27 – 28 January
A question often arises when considering the lives of great personages: what is the status of their partner? Are they mere witness, muse, support, collaborator or inspiration? Too often the contribution of partners is completely overlooked, if not by biographers then certainly in the public perception. Again, certain artists, writers and general creatives are as well known to the general public for their unconventional or turbulent lifestyle as much as their output. Two of the most fêted twentieth century bohemians coloured the life of Caitlin Macnamara. Augustus John and Dylan Thomas loom large in writer Mike Kenny’s excavation of one of those lost voices.
Christine Kempell, gloriously disheveled and bar-room ready, bare legged in a dark petticoat, gives a bitter sweet account of her often turbulent relationship with Thomas. But this isn’t a play about the great man, it is definitely about a life spent – or misspent – in support of what some contemporaries were disposed to call genius. Sauntering onto the stage, bottle in hand and bemoaning the fact that she had never had an orgasm in her marriage, indeed was ignorant that there was such a thing, Ms Kempell takes us on a journey over the uneven terrain of a marriage in constant search of a foundation beyond the flashes of devotion and passionate affirmation of love.

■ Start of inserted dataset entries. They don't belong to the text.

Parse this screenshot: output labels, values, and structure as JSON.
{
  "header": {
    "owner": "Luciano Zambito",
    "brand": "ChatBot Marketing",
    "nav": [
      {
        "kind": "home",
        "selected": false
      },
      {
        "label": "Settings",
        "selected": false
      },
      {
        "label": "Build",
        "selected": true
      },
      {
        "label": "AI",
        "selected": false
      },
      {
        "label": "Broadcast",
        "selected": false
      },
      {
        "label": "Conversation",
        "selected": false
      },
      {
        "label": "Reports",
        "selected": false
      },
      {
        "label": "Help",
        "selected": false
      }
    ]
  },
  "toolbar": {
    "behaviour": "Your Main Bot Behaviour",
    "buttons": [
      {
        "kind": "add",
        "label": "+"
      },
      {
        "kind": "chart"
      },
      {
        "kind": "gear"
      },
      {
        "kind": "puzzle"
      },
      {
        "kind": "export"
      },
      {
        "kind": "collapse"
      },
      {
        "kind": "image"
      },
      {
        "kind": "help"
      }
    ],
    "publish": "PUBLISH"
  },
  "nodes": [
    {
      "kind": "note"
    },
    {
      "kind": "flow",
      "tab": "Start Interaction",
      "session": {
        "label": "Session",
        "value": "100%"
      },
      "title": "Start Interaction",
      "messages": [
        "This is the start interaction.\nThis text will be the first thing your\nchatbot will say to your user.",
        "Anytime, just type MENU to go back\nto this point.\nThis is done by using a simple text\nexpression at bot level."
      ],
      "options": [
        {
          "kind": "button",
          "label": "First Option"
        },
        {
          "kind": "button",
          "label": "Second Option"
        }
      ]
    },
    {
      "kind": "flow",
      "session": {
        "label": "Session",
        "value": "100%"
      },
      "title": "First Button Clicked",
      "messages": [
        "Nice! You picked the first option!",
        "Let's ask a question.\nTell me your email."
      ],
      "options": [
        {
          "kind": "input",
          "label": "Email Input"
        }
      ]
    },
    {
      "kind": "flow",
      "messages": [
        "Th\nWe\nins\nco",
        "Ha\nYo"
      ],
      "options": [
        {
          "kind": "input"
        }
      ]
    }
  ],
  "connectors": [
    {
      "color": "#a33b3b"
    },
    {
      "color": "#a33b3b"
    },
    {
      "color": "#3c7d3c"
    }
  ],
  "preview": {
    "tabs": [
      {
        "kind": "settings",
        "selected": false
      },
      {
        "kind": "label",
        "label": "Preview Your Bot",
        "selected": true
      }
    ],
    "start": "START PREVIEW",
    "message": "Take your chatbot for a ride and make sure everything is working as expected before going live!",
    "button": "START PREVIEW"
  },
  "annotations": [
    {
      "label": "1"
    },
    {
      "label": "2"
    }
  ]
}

Introduced to the bohemian world through her nascent dancing career and being free spirited, it was inevitable that she would attract attention from the unconventional spirits of the age. Famed philanderer, Augustus John, was the first to take advantage and enters her life as the uninvited despoiler of her honour after an afternoon of posing, but it is the other Welshman, Dylan Thomas, poet and pub fixture who was to inform the core and trajectory of her life.
From their first meeting: a romantically inclined girl’s dream with a famous poet, unannounced, laying his head on her lap and declaring they will be married, to the committal in a mental asylum after she smashes a crucifix following Dylan’s death, the play is part narrative and part reflection on a life lived, paradoxically. in the shadows. “I want to be where the action is” she declares, but finds herself living the life of the invisible wife.
Director, Steve Elias, finds plenty of emotional movement in what is a compelling performance by Christine Kempell, whose final, resigned reflection is, ‘The only interesting thing about me is him.’